An icy, detailed portrait of a traitor, and a precise meditation on the nature of belief and betrayal.
Banville (Athena, 1995, etc.) tends to allow the shimmering intensity of his prose to overcome plot and character. This time out, though, he keeps matters moving along briskly and his prose, while still vigorous, firmly under control. Sir Victor Maskell, an elderly, much-honored art historian, is revealed in Parliament to have been a spy for the Soviets. Stripped of his knighthood, his various positions and honors, and dying of cancer, Maskell sits down to explain himself.
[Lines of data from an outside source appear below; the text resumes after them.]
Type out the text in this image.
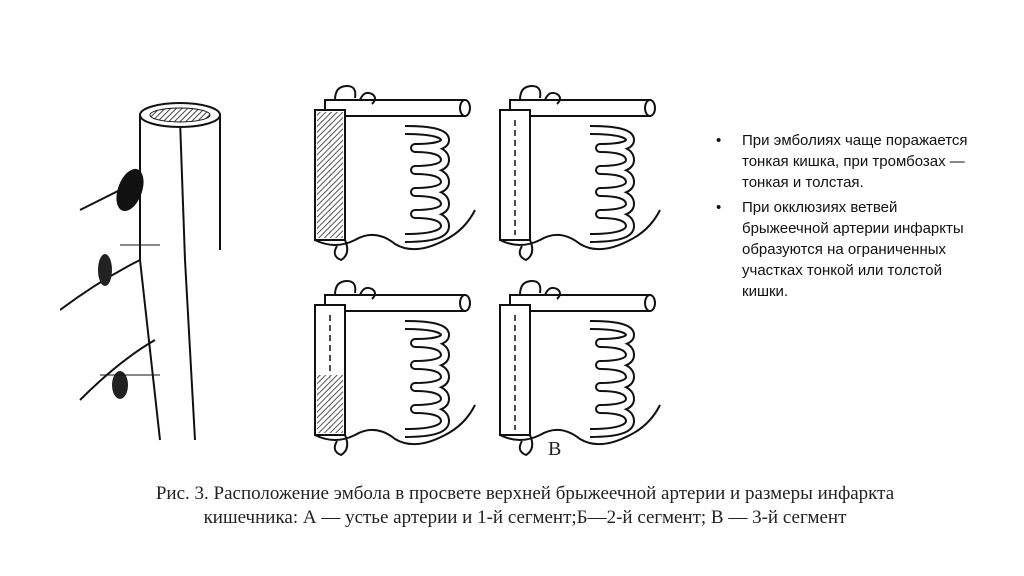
В
• При эмболиях чаще поражается тонкая кишка, при тромбозах — тонкая и толстая.
• При окклюзиях ветвей брыжеечной артерии инфаркты образуются на ограниченных участках тонкой или толстой кишки.
Рис. 3. Расположение эмбола в просвете верхней брыжеечной артерии и размеры инфаркта
кишечника: А — устье артерии и 1-й сегмент;Б—2-й сегмент; В — 3-й сегмент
The resulting memoir, ironic, full of lacerating self-knowledge and acidic portraits of his fellow traitors, provides both a lively portrait of art and intelligence circles in Britain from the 1920s to the '70s and a meditation on the forces that inspire treason. Victor is a suitably complex and tormented figure. (Banville, to his credit, is clearly not interested in making him a particularly sympathetic one.) He is a perpetual outsider: An Irish Protestant, far less self-assured than his elegant Cambridge classmates, ambiguous about his sexuality, and more interested in art history than in the contemporary world, he seems to embrace Marxism more to fit in than to assert some firm belief, and to become a traitor more to please his friends than to assert a cause. This is, of course, well-plowed ground: Maskell is in some ways decidedly similar to Anthony Blunt, the art historian/spy, and his circle equally recognizable. Still, Maskell's fierce intelligence, his unblinking consideration of his past, sets this book apart from most fictional explorations of the spy's mentality. There's another reason that Maskell is writing his memoirs: He hopes, by doing so, to uncover who it was that turned him in, and why. He does so, in a bitterly ironic and understated climax.
A resonant reworking of a seemingly exhausted genre, and a subtle, sad, and deeply moving work.